The declining consumption of CPG products compared to the same period last year is a worry for the industry as 35% of shoppers are focused on only buying the essentials. The rate of food inflation is slowing but still high at 7% with consumption down 2%. Similarly, non-food prices increased 6% but consumers pulled back more so with a 5% decline in unit sales.
Rising prices are still plaguing key departments
Very few CPG departments are immune to rising prices as they continue to hit most areas of the store, driven by key food departments – Dry Grocery +12%, Bakery +10%, Frozen +9%, and Dairy +6%, reported the top 4 increases for food. For non-food, the top 4 increases were Pet Care +15%, Household +9%, Health & Beauty +7% and Baby Care +6%. Food will continue to fuel sales as consumers are scrutinizing their purchases with 35% of shoppers focused on buying the essentials (a 3 percentage point increase since October 2022).
By tracking grocery prices at the category level, we see that many areas of the home continue to climb.
As prices stabilize in the months to come, retailers and manufacturers must continue to seek new drivers of growth as consumption continues to decline, such as innovation, promotion, and targeting growing consumer cohorts such as the aging population and multicultural communities.
Consumer behavior update: Private label sales, value retailer switching, and promotions
Private label sales, which on average provide a 13% savings compared to national brands, maintained growth in May, up 5%. Private Label captured 19.0% of the consumer wallet for CPG sales during this month. Retailers with well-established and diverse private label offerings will continue to benefit from this shift in brand choice.
The importance of value-based retailers is still increasing, with shoppers turning to stores with lower prices. Value retailers’ sales jumped 6% in May compared to the previous year, capturing 42.3% of CPG sales, with food being the primary driver of their share gains, with an impressive 15% increase in dollar sales over the past year.
Promotional sales, which increased 11% in May, remain a key driver of growth, accounting for 26.6% of CPG sales. However, retailers must avoid promoting too aggressively to win back shifted share as this is not a sustainable profit strategy. Promotions should be used purposefully to build brands, not to undermine loyalty.
Prepare for slower retail growth in the months ahead
Americans are keenly aware of rising prices and have adapted their shopping habits accordingly, seeking ways to save and make their budgets stretch further.

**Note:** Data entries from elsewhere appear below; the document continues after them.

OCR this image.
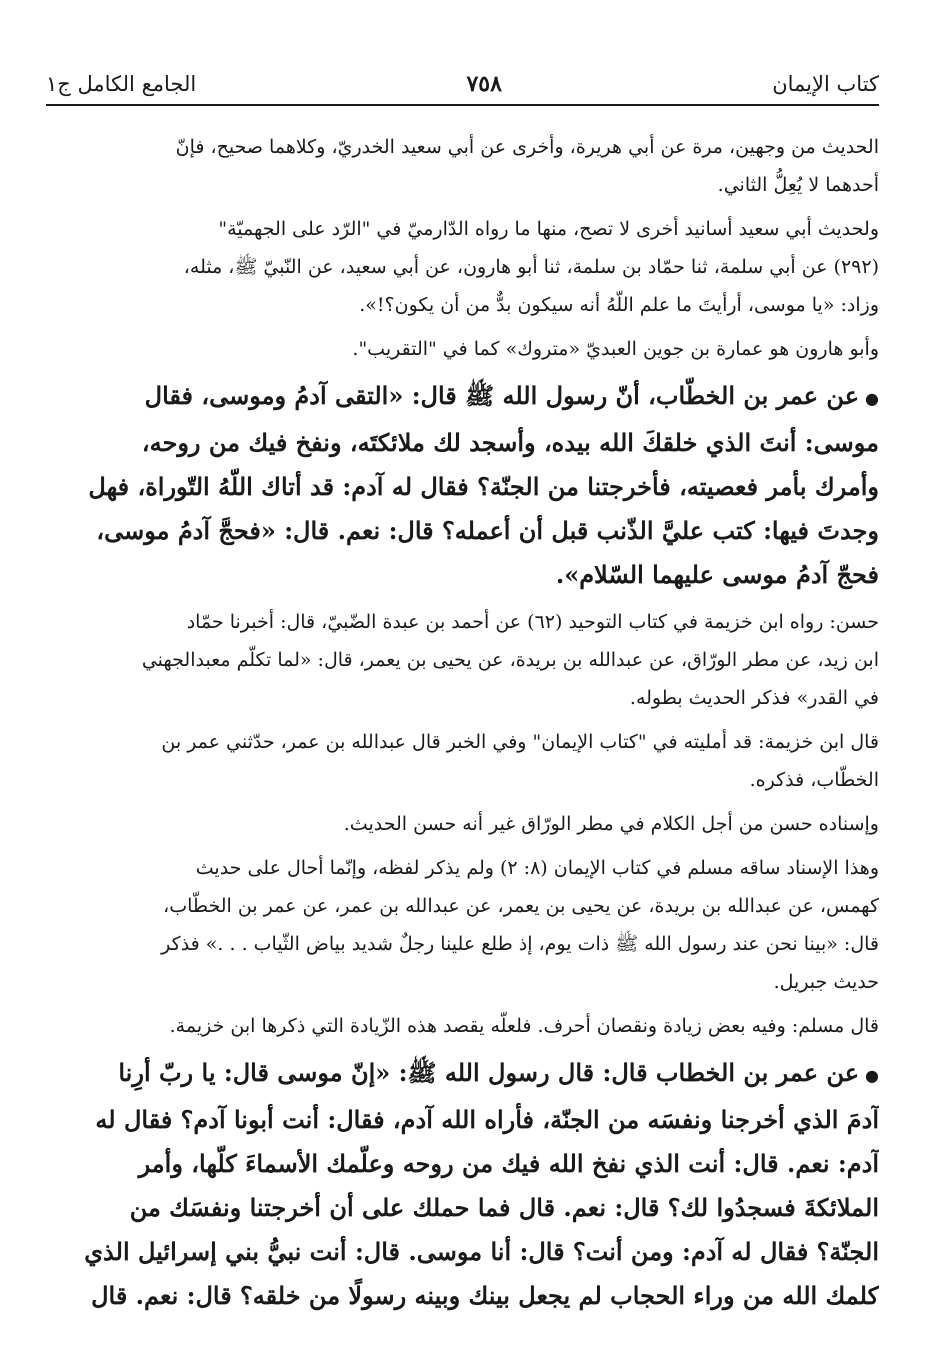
كتاب الإيمان
٧٥٨
الجامع الكامل ج١
الحديث من وجهين، مرة عن أبي هريرة، وأخرى عن أبي سعيد الخدريّ، وكلاهما صحيح، فإنّ
أحدهما لا يُعِلُّ الثاني.
ولحديث أبي سعيد أسانيد أخرى لا تصح، منها ما رواه الدّارميّ في "الرّد على الجهميّة"
(٢٩٢) عن أبي سلمة، ثنا حمّاد بن سلمة، ثنا أبو هارون، عن أبي سعيد، عن النّبيّ ﷺ، مثله،
وزاد: «يا موسى، أرأيتَ ما علم اللّهُ أنه سيكون بدٌّ من أن يكون؟!».
وأبو هارون هو عمارة بن جوين العبديّ «متروك» كما في "التقريب".
●عن عمر بن الخطّاب، أنّ رسول الله ﷺ قال: «التقى آدمُ وموسى، فقال
موسى: أنتَ الذي خلقكَ الله بيده، وأسجد لك ملائكتَه، ونفخ فيك من روحه،
وأمرك بأمر فعصيته، فأخرجتنا من الجنّة؟ فقال له آدم: قد أتاك اللّهُ التّوراة، فهل
وجدتَ فيها: كتب عليَّ الذّنب قبل أن أعمله؟ قال: نعم. قال: «فحجَّ آدمُ موسى،
فحجّ آدمُ موسى عليهما السّلام».
حسن: رواه ابن خزيمة في كتاب التوحيد (٦٢) عن أحمد بن عبدة الضّبيّ، قال: أخبرنا حمّاد
ابن زيد، عن مطر الورّاق، عن عبدالله بن بريدة، عن يحيى بن يعمر، قال: «لما تكلّم معبدالجهني
في القدر» فذكر الحديث بطوله.
قال ابن خزيمة: قد أمليته في "كتاب الإيمان" وفي الخبر قال عبدالله بن عمر، حدّثني عمر بن
الخطّاب، فذكره.
وإسناده حسن من أجل الكلام في مطر الورّاق غير أنه حسن الحديث.
وهذا الإسناد ساقه مسلم في كتاب الإيمان (٨: ٢) ولم يذكر لفظه، وإنّما أحال على حديث
كهمس، عن عبدالله بن بريدة، عن يحيى بن يعمر، عن عبدالله بن عمر، عن عمر بن الخطّاب،
قال: «بينا نحن عند رسول الله ﷺ ذات يوم، إذ طلع علينا رجلٌ شديد بياض الثّياب . . .» فذكر
حديث جبريل.
قال مسلم: وفيه بعض زيادة ونقصان أحرف. فلعلّه يقصد هذه الزّيادة التي ذكرها ابن خزيمة.
●عن عمر بن الخطاب قال: قال رسول الله ﷺ: «إنّ موسى قال: يا ربّ أرِنا
آدمَ الذي أخرجنا ونفسَه من الجنّة، فأراه الله آدم، فقال: أنت أبونا آدم؟ فقال له
آدم: نعم. قال: أنت الذي نفخ الله فيك من روحه وعلّمك الأسماءَ كلّها، وأمر
الملائكةَ فسجدُوا لك؟ قال: نعم. قال فما حملك على أن أخرجتنا ونفسَك من
الجنّة؟ فقال له آدم: ومن أنت؟ قال: أنا موسى. قال: أنت نبيُّ بني إسرائيل الذي
كلمك الله من وراء الحجاب لم يجعل بينك وبينه رسولًا من خلقه؟ قال: نعم. قال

However, in the coming months, the growth of the economy is expected to slow down, and the decrease in inflation rates will not offset the decline in consumer spending. In light of the new and unique challenges our market is facing, it is crucial to adopt a more strategic approach to capitalize on growth opportunities and gain market share within your specific category.
Moving forward, it is imperative to identify the key factors that drive and hinder your business. By doing so, you can concentrate on offering the right product, catering to the appropriate customer base, and establishing optimal pricing strategies. Additionally, it is essential to optimize your trade spend and ensure that it aligns with your business goals, working in your favor rather than against it. Collaborating closely with your retail partners is vital to executing the plan effectively and generating mutual benefits.